« On aime bien recevoir du monde », explique Nicolas Douhain avec simplicité. Lui et son frère sont à la tête d’un Gaec situé à Aroz, dans la Haute-Saône, et produisent annuellement 600 000 l de lait. Le 10 juillet dernier, près de 500 personnes se sont déplacées dans leur exploitation pour regarder le match France-Belgique sur un écran prêté par la FDSEA 70.

Un hangar transformé en fanzone

Entre les jambes des adultes qui boivent un verre, les jeunes footballeurs du club local se faufilent, les joues peintes en tricolore.

Ils sont 500, mais le village d’Aroz, ne compte que 150 habitants. Agriculteurs, fans de football, curieux : on a fait le déplacement de tout le département pour voir le spectacle. Il y a même du beau monde. Le préfet et la télévision régionale sont eux aussi présent dans ce bâtiment qui accueille d’habitude un troupeau de 75 laitières.

Parmi la foule, certains n’ont pas souvent l’occasion de rentrer dans les fermes. Une dame s’étonne. Elle ne voit pas d’animaux, elle qui espérait pourtant regarder le match au milieu des vaches. « Ce n’est pas la crèche non plus, plaisante Nicolas. Elles sont au pré. »

À côté de l’écran se trouve tout de même un veau né il y a à peine quelques heures et que l’on a mis dans la niche habituelle. Échappant à leurs parents, des enfants viennent lui caresser la tête.

Le football rassemble tout le département dans l’exploitation laitière © Alexandre Lacroix/FDSEA 70

Ce qui compte ce soir-là, ce n’est pas vraiment l’issue du match pour l’exploitant. « Je ne suis pas un fan de foot, confie-t-il, l’ambiance me plaît plus que le résultat ». Et l’ambiance, avec la victoire, est au rendez-vous. Les derniers supporters quittent la ferme après trois heures du matin.

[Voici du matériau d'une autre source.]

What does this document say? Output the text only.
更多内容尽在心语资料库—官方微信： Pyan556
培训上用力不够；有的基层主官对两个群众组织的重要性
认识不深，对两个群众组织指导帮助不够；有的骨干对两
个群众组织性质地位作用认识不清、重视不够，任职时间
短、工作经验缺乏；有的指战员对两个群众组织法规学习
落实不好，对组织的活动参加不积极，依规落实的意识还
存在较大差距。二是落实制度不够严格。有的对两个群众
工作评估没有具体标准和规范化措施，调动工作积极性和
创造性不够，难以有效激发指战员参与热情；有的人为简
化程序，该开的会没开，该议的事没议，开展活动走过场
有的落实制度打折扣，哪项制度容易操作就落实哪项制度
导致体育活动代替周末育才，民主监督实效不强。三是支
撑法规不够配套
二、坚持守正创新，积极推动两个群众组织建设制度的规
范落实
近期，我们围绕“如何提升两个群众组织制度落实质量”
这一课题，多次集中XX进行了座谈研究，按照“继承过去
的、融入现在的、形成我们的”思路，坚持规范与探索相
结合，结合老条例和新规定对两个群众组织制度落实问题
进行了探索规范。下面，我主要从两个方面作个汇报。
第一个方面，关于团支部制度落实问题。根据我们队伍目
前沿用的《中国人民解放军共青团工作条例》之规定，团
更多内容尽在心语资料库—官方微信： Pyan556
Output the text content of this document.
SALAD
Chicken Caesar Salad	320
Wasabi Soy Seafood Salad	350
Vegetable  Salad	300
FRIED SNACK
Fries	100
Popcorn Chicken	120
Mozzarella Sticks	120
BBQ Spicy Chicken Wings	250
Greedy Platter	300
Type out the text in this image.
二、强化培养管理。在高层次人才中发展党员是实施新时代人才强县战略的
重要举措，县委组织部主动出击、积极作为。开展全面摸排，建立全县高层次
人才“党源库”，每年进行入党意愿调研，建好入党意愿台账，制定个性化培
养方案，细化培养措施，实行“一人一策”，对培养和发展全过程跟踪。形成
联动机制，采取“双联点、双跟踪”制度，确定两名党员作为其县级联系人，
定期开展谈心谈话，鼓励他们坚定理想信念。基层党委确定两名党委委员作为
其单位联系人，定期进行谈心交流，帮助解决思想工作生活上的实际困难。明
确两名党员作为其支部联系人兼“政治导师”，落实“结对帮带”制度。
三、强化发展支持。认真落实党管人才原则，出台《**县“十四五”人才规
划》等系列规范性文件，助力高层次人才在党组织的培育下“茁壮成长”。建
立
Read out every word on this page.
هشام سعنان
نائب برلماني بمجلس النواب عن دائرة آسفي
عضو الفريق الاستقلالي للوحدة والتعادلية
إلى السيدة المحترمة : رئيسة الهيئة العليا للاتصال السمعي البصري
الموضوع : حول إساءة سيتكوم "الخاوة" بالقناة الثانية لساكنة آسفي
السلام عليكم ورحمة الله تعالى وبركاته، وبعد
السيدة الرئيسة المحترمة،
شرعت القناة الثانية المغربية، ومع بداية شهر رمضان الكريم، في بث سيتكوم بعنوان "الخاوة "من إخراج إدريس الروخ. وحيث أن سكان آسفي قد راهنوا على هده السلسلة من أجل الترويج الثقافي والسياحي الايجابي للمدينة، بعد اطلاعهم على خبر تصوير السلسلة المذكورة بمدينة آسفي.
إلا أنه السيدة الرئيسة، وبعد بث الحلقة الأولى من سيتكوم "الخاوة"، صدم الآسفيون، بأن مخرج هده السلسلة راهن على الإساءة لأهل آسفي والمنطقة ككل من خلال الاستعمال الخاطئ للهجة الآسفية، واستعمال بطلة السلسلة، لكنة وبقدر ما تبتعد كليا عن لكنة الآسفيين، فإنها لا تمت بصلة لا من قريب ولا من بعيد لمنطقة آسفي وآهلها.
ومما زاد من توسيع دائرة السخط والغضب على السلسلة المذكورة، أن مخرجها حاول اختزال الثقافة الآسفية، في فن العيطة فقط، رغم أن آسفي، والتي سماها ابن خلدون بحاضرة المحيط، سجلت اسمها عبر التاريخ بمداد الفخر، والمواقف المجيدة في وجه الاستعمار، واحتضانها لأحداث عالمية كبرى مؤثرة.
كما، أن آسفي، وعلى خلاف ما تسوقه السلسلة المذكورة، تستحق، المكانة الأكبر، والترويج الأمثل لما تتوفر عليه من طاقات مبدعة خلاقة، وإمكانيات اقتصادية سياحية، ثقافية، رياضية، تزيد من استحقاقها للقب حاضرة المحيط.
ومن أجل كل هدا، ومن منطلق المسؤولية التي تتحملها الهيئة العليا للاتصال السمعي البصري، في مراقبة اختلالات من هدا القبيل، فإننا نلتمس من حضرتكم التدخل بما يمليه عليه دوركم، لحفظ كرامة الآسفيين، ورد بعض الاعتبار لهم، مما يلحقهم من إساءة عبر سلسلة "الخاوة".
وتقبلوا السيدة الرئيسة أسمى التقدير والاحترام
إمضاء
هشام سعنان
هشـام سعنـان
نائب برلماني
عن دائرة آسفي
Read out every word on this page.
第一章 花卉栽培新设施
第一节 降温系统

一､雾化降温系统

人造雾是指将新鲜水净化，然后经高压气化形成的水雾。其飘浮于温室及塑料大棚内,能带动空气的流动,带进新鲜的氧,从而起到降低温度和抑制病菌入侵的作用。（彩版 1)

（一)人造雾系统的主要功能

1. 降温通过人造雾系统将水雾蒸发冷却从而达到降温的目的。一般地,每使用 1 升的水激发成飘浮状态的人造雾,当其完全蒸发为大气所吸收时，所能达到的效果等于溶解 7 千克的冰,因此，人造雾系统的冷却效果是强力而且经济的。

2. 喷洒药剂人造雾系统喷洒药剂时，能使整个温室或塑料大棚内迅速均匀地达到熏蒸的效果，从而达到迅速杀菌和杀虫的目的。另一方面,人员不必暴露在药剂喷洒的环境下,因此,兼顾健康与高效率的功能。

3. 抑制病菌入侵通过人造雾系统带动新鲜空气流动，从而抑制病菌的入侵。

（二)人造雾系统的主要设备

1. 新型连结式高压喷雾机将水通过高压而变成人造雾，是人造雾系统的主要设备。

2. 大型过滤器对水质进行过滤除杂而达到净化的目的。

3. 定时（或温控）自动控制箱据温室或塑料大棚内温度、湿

Un peu de travail pour beaucoup de plaisir

Par chance, les conditions sont exceptionnelles cette année dans la région, et la moisson peut bien attendre quelques jours. Les travaux ont été mis en pause dans tous les champs du département pour soutenir les bleus. À ceux qui leur parlent de récolte pendant la soirée, les exploitants répondent : « Ce soir, on pose la machine ! »

Le lendemain, quelques heures suffisent pour tout ranger. Nicolas Douhain n’hésitera pas à renouveler l’expérience. « On discute beaucoup pendant le match, se félicite-t-il. Grâce aux échanges, il y a des gens du village qui ont maintenant un nouveau regard sur ma ferme. »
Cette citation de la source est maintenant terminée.